À dix heures un quart, après avoir de nouveau prié Dieu, nous nous remîmes en route. On n’apercevait déjà plus que la mâture de la goëlette.

Le temps était assez clair, le thermomètre marquait 5° Réaumur. Malgré qu’il fût très-pénible d’escalader les escarpements et de franchir les crevasses, nous avancions assez rapidement vers l’est. Je marchais en avant le compas à la main ; cherchant de l’œil la route la plus facile, et sondant avec ma pique les obstacles cachés. Au bout d’une heure l’équipage était dispersé sur une étendue de plus de deux verstes ; les derniers se traînaient avec peine ; je m’arrêtai pour un moment au pied d’une montagne de glace. Quand les derniers traînards furent arrivés au lieu de la halte, ils racontèrent que le forgeron, nommé Sitnikov, s’était arrêté en route, et qu’il n’avait pu suivre parce qu’il était ivre. Il y avait déjà longtemps qu’on l’avait perdu de vue. Je fis sur-le-champ appel à des hommes de bonne volonté pour sauver leur camarade ; mais le silence général me prouva que chacun pensait beaucoup plus à conserver ses forces, pour les fatigues qu’on allait endurer, qu’au salut du malheureux. Alors jetant mon sac de côté, j’ordonnai au maître d’équipage, Pankratov, d’en faire autant, et armés de piques et de carabines, nous partîmes à la recherche de l’absent. Après avoir parcouru environ trois verstes, nous trouvâmes Sitnikov qui dormait. Je l’éveillai et lui dis de me suivre, mais il était complétement démoralisé. Au moment de quitter la chaloupe, il avait bu en cachette trois verres de rhum et s’était enivré. Pour tâcher de lui faire reprendre ses sens, je le secouai violemment, mais il ne put se lever. Il pleurait, et me dit : « Votre Honneur, laissez-moi ; il est écrit que je dois mourir en ce lieu. » Je vis qu’il fallait qu’il dormît encore ; pour le dégriser plus tôt, je lui enlevai sa malitza, que je jetai loin de là, et le laissai avec sa seule chemise, lui faisant promettre d’essayer de nous rejoindre dès qu’il se réveillerait ; je le quittai bien persuadé que je l’avais vu pour la dernière fois. Aussitôt que j’eus rejoint l’équipage, je repris mon sac et nous partîmes. Les hommes marchaient en silence ; il était visible que la perte de leur camarade les affectait vivement. De temps à autre, l’un d’entre eux s’approchait de moi et disait : « Votre Honneur, dites la vérité : Sitnikov est mort à présent ? »
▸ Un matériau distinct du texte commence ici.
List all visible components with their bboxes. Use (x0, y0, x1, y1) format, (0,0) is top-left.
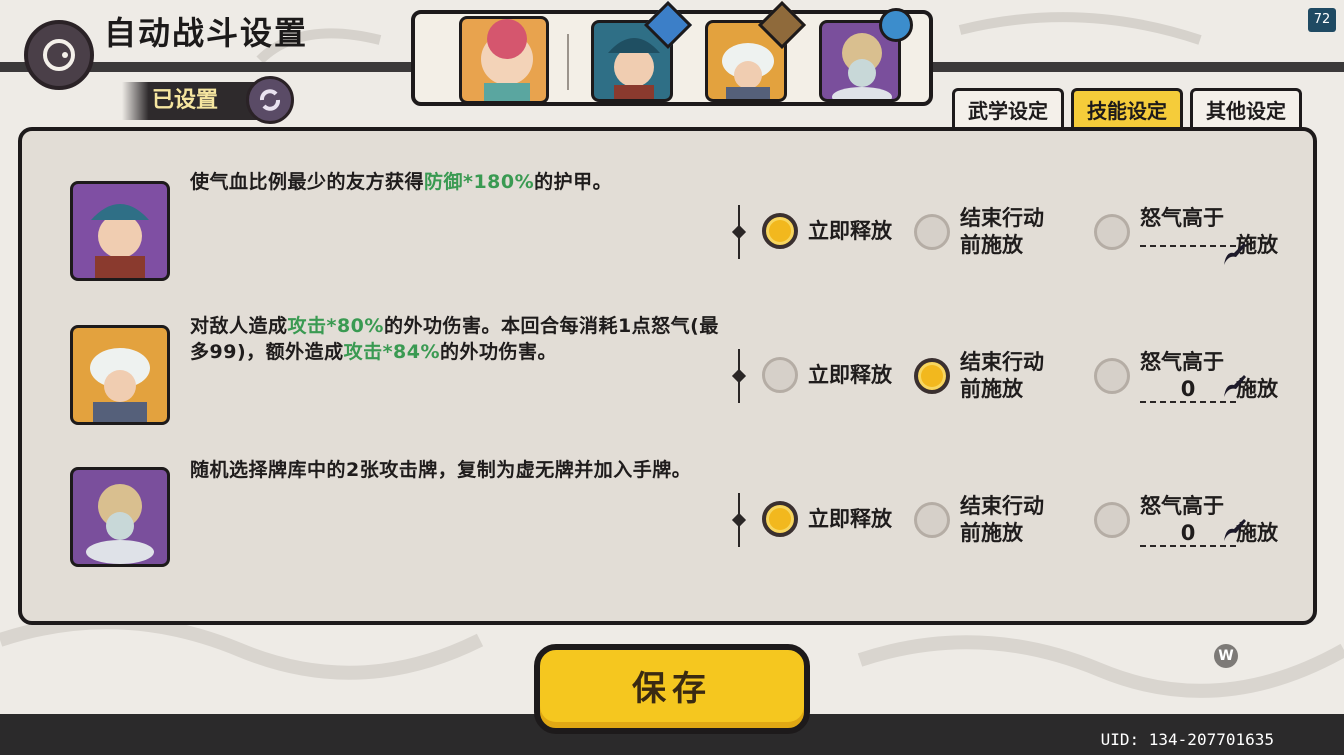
tab-qita[interactable]: 其他设定 (1190, 88, 1302, 130)
desc-text: 使气血比例最少的友方获得 (190, 171, 425, 193)
option-immediate[interactable]: 立即释放 (762, 213, 892, 249)
radio-button[interactable] (914, 502, 950, 538)
divider-dot (731, 512, 747, 528)
option-rage[interactable]: 怒气高于 0 施放 (1094, 493, 1278, 547)
skill-description: 随机选择牌库中的2张攻击牌，复制为虚无牌并加入手牌。 (190, 459, 692, 481)
option-label: 立即释放 (808, 218, 892, 243)
leader-portrait[interactable] (459, 16, 549, 104)
option-before-end[interactable]: 结束行动 前施放 (914, 493, 1044, 547)
skill-portrait-shield (70, 181, 170, 281)
back-button[interactable] (24, 20, 94, 90)
divider-dot (731, 368, 747, 384)
skill-row: 随机选择牌库中的2张攻击牌，复制为虚无牌并加入手牌。 立即释放 结束行动 前施放… (22, 453, 1313, 593)
back-arrow-icon (43, 39, 75, 71)
w-badge: W (1214, 644, 1238, 668)
radio-button[interactable] (762, 213, 798, 249)
brush-icon (1224, 518, 1246, 541)
team-separator (567, 34, 569, 90)
option-label: 怒气高于 施放 (1140, 205, 1278, 265)
brush-icon (1224, 374, 1246, 397)
radio-button[interactable] (914, 358, 950, 394)
fps-counter: 72 (1308, 8, 1336, 32)
radio-button[interactable] (1094, 502, 1130, 538)
option-immediate[interactable]: 立即释放 (762, 501, 892, 537)
option-rage[interactable]: 怒气高于 施放 (1094, 205, 1278, 265)
divider-dot (731, 224, 747, 240)
heal-icon (879, 8, 913, 42)
radio-button[interactable] (1094, 358, 1130, 394)
uid-label: UID: 134-207701635 (1100, 730, 1274, 749)
skill-portrait-heal (70, 467, 170, 567)
skill-row: 对敌人造成攻击*80%的外功伤害。本回合每消耗1点怒气(最多99)，额外造成攻击… (22, 309, 1313, 449)
skill-description: 使气血比例最少的友方获得防御*180%的护甲。 (190, 169, 730, 195)
skill-row: 使气血比例最少的友方获得防御*180%的护甲。 立即释放 结束行动 前施放 怒气… (22, 165, 1313, 305)
skill-portrait-sword (70, 325, 170, 425)
tab-wuxue[interactable]: 武学设定 (952, 88, 1064, 130)
option-before-end[interactable]: 结束行动 前施放 (914, 205, 1044, 259)
option-label: 结束行动 前施放 (960, 206, 1044, 257)
radio-button[interactable] (914, 214, 950, 250)
skill-settings-panel: 使气血比例最少的友方获得防御*180%的护甲。 立即释放 结束行动 前施放 怒气… (18, 127, 1317, 625)
desc-text: 的护甲。 (534, 171, 613, 193)
rage-threshold-input[interactable]: 0 (1140, 518, 1246, 547)
skill-description: 对敌人造成攻击*80%的外功伤害。本回合每消耗1点怒气(最多99)，额外造成攻击… (190, 315, 719, 363)
team-bar (411, 0, 933, 106)
desc-highlight: 防御*180% (424, 171, 535, 193)
page-title: 自动战斗设置 (104, 14, 309, 52)
radio-button[interactable] (1094, 214, 1130, 250)
option-immediate[interactable]: 立即释放 (762, 357, 892, 393)
radio-button[interactable] (762, 501, 798, 537)
radio-button[interactable] (762, 357, 798, 393)
option-before-end[interactable]: 结束行动 前施放 (914, 349, 1044, 403)
option-rage[interactable]: 怒气高于 0 施放 (1094, 349, 1278, 403)
rage-threshold-input[interactable]: 0 (1140, 374, 1246, 403)
save-button[interactable]: 保存 (534, 644, 810, 734)
title-bar: 自动战斗设置 (0, 0, 360, 90)
tab-jineng[interactable]: 技能设定 (1071, 88, 1183, 130)
rage-threshold-input[interactable] (1140, 242, 1246, 265)
refresh-icon[interactable] (246, 76, 294, 124)
brush-icon (1224, 242, 1246, 265)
Le forgeron Sitnikov refuse de marcher.

Le vent devint plus vif, et la neige commença à tomber.

Vers deux heures je fus arrêté brusquement par un nouvel incident ; le matelot Resanov, qui se trouvait près de moi, jeta son sac et s’élança au secours du nommé Gregori Vichniakov, qui, tombé dans une mare d’eau douce, allait se noyer s’il n’eût été rattrapé. Quand nous arrivâmes au lieu de la halte, le malheureux tremblait tellement qu’il ne put enlever ses vêtements mouillés. Nous fûmes obligés de l’habiller avec nos propres effets, et ce ne fut que le soir seulement qu’il parvint à se réchauffer. L’anéroïde, tombé à l’eau avec lui, fut perdu.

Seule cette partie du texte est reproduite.